Astronot Gezeravcı, MİYELOİD deneyiyle galaktik kozmik radyasyonun, yer çekimi değişikliklerinin ve uzayda kalış süresi boyunca maruz kalınan diğer zorlu faktörlerin, astronotların bağışıklık sistemi ve kan yapımı sürecini nasıl etkilediğini araştırdı.
Uzay ve savunma sanayisine kurşunsuz lehimleme konusunda kritik bilgiler sağlayacak "MİYOKA" deneyini yapan Gezeravcı, Türkiye'nin uzay, havacılık ve savunma sanayisi için yeni nesil malzeme geliştirme kabiliyeti kazanmasında önemli katkı sunması beklenen "UYNA" deneyini de gerçekleştirdi.
Yer çekimsiz ortamdan etkilenen henüz işlevi keşfedilememiş genler ve bunların bağışıklık sistemiyle ilişkisini araştıran "MESSAGE" deneyine ilişkin de çalışmalar yürütüldü.
Muş Bilim ve Sanat Merkezi öğrencilerinin önerisi olan ve öğretmenleri Birsen Geçer'in proje yöneticiliğini yaptığı "PRANET" deneyini de gerçekleştiren Gezeravcı, TÜBİTAK MAM'dan Prof. Dr. İskender Gökalp ile Sanayi ve Teknoloji Bakan Yardımcısı Bakan Yardımcısı Ahmet Yozgatlıgil'in proje yöneticisi olduğu uzay araçlarının itki sistemlerinin daha verimli hale getirilmesini amaçlayan "gMETAL" deneyine de imza attı.
Gezeravcı, ayrıca, Tuz Gölü'nde yetişen endemik Schrenkiella Parvula isimli halofit bitkinin uzay ortamına karşı verdiği fizyolojik ve moleküler tepkileri araştıran "EXTREMOPHYTE" deneyini yaptı.
Gelecekte uzayda yaşayacak yüksek sayıda insanın ihtiyaç duyacağı besinlerin sağlanması ve kapalı yaşam ortamlarındaki çevresel kontrollere destek vermesi için yeni bitkiler geliştirmeye yönelik ilk adım olan "CRISPR-GEM" ve mikroalg türlerinin uzayda yaşam destek sistemlerinde kullanılmalarının mümkün olup olmadığının araştırıldığı "UzMAn" deneyleri de bu süreçte gerçekleştirildi.
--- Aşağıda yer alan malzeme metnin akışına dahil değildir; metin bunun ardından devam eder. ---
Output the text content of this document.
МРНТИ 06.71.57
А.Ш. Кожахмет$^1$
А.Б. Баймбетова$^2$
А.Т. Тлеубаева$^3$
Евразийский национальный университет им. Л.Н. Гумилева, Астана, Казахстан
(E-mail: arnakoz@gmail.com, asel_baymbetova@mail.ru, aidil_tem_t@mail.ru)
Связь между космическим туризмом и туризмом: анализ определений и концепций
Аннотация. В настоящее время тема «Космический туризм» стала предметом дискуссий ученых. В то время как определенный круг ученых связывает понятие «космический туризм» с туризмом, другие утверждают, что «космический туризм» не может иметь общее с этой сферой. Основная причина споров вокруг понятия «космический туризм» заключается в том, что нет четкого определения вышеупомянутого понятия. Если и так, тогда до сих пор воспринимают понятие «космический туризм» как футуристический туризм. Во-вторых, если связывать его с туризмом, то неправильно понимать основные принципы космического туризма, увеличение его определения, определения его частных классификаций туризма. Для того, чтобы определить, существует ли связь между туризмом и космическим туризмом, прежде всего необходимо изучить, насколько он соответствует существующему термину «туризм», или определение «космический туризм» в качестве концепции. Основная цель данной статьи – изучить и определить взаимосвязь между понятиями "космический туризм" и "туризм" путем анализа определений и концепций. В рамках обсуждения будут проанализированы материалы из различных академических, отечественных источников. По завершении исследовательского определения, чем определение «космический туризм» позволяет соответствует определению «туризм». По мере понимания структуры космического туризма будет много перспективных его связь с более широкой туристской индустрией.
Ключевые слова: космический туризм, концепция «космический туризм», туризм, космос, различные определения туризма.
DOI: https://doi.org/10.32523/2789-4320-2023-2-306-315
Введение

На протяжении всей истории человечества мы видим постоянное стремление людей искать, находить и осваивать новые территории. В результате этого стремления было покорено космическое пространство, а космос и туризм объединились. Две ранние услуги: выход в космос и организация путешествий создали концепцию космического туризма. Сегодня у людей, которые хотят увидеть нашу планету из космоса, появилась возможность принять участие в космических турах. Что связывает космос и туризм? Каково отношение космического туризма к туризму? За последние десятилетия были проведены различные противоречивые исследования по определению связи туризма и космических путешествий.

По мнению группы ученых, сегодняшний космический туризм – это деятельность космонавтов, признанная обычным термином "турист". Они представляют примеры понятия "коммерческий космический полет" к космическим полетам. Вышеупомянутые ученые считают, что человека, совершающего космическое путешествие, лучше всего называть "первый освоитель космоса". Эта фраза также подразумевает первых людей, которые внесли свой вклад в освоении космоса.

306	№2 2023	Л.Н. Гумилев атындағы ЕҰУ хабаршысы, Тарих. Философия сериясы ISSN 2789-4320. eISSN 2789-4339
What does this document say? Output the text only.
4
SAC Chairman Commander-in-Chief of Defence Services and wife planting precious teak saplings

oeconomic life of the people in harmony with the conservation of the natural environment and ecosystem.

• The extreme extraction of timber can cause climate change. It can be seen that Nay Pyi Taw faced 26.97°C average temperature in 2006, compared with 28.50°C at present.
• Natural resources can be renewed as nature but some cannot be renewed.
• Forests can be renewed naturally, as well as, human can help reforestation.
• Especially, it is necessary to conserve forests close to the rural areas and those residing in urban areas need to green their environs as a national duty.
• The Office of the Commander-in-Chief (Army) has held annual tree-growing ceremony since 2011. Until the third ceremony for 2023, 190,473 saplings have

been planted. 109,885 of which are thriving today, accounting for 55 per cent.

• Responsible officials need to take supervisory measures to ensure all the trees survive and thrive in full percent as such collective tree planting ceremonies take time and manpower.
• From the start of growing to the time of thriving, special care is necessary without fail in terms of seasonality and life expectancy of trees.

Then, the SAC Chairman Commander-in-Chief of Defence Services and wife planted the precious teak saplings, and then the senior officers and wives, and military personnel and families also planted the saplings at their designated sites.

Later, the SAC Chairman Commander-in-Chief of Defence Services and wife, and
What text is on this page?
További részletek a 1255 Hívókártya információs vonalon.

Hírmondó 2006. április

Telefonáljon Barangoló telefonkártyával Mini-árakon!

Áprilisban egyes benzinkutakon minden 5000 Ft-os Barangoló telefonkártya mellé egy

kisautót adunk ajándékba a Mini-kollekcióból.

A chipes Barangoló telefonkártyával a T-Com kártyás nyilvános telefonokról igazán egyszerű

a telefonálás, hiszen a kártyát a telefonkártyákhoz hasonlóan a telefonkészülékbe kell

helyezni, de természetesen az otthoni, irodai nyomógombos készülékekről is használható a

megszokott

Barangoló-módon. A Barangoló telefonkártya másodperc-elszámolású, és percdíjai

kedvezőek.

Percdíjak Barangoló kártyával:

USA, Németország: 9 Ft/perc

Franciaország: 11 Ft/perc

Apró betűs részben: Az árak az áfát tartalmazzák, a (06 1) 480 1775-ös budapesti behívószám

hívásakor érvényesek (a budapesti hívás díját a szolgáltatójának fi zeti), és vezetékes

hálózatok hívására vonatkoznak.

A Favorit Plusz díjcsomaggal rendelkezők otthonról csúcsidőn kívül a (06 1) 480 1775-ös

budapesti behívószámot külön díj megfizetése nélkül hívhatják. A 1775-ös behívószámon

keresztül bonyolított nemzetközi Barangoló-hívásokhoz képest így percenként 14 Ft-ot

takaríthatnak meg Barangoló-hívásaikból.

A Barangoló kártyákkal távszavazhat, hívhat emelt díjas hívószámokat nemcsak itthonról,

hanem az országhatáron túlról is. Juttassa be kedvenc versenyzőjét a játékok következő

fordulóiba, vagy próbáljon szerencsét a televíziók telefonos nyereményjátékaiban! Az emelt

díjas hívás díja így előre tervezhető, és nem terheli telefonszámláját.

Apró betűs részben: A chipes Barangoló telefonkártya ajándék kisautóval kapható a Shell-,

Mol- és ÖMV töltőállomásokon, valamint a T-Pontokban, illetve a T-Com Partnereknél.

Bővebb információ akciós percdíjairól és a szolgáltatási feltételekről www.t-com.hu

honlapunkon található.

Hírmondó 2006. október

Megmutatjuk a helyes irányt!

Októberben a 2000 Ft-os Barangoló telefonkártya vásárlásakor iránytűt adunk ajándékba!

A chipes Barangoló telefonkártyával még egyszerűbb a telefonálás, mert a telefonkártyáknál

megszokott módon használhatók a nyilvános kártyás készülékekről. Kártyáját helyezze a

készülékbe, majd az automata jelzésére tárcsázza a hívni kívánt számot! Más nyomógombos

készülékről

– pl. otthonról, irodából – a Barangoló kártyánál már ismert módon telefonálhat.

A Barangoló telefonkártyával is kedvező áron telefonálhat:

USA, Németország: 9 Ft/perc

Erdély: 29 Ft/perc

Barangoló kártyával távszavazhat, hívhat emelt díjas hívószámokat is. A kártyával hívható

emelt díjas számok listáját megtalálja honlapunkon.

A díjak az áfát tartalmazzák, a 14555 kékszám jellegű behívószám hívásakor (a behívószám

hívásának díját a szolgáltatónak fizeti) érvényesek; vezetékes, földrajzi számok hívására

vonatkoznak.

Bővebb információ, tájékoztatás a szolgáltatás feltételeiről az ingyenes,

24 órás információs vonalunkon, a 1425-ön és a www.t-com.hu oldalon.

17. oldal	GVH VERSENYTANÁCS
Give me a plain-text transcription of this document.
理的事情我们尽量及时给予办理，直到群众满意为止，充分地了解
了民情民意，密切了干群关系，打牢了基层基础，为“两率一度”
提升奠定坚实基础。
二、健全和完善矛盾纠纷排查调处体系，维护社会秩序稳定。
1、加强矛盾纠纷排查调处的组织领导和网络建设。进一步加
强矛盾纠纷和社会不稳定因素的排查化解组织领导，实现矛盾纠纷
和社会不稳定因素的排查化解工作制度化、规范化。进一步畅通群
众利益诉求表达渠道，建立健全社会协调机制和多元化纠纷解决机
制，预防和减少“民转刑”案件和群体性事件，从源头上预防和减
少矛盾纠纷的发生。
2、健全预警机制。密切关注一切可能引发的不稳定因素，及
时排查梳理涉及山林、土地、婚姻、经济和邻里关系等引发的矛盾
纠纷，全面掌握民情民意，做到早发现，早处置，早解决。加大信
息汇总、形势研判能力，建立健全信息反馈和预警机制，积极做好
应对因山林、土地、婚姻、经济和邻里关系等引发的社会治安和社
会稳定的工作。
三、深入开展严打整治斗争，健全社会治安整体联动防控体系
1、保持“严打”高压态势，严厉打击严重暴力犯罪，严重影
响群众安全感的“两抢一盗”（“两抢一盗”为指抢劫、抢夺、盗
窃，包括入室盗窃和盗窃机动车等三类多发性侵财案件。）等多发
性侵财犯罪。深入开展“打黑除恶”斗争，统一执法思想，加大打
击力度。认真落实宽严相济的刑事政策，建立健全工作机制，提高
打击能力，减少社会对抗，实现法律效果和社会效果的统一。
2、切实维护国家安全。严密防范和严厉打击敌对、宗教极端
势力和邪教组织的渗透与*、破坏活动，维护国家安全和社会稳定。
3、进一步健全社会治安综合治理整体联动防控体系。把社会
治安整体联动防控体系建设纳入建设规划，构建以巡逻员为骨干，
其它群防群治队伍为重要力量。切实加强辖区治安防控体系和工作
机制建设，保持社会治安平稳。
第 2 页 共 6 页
Gezeravcı, uzay ortamında alglerin, karbondioksitten oksijen rejenerasyonu, ek gıda temini, su iyileştirme, yaşam destek alanlarında kullanılmasını araştıran "ALGALSPACE" ve uzayda yaşamaya karşı oluşan hayati tepkimelerin "vokal kord" kaynaklı değişimlerle tespiti ve düşük yer çekimsizliğin sebep olduğu rahatsızlıkların ses frekanslarıyla tanımlanmasını sağlayacak "VOKALKORD" deneylerini de sürdürdü.
"OKSİJEN SATURASYONU" deneyiyle de yapay zeka desteğiyle verilen havanın oksijen seviyesi hesaplanarak düşük yer çekiminin sebep olduğu farklılıklar ve rahatsızlıkların tanımlanması hedeflendi.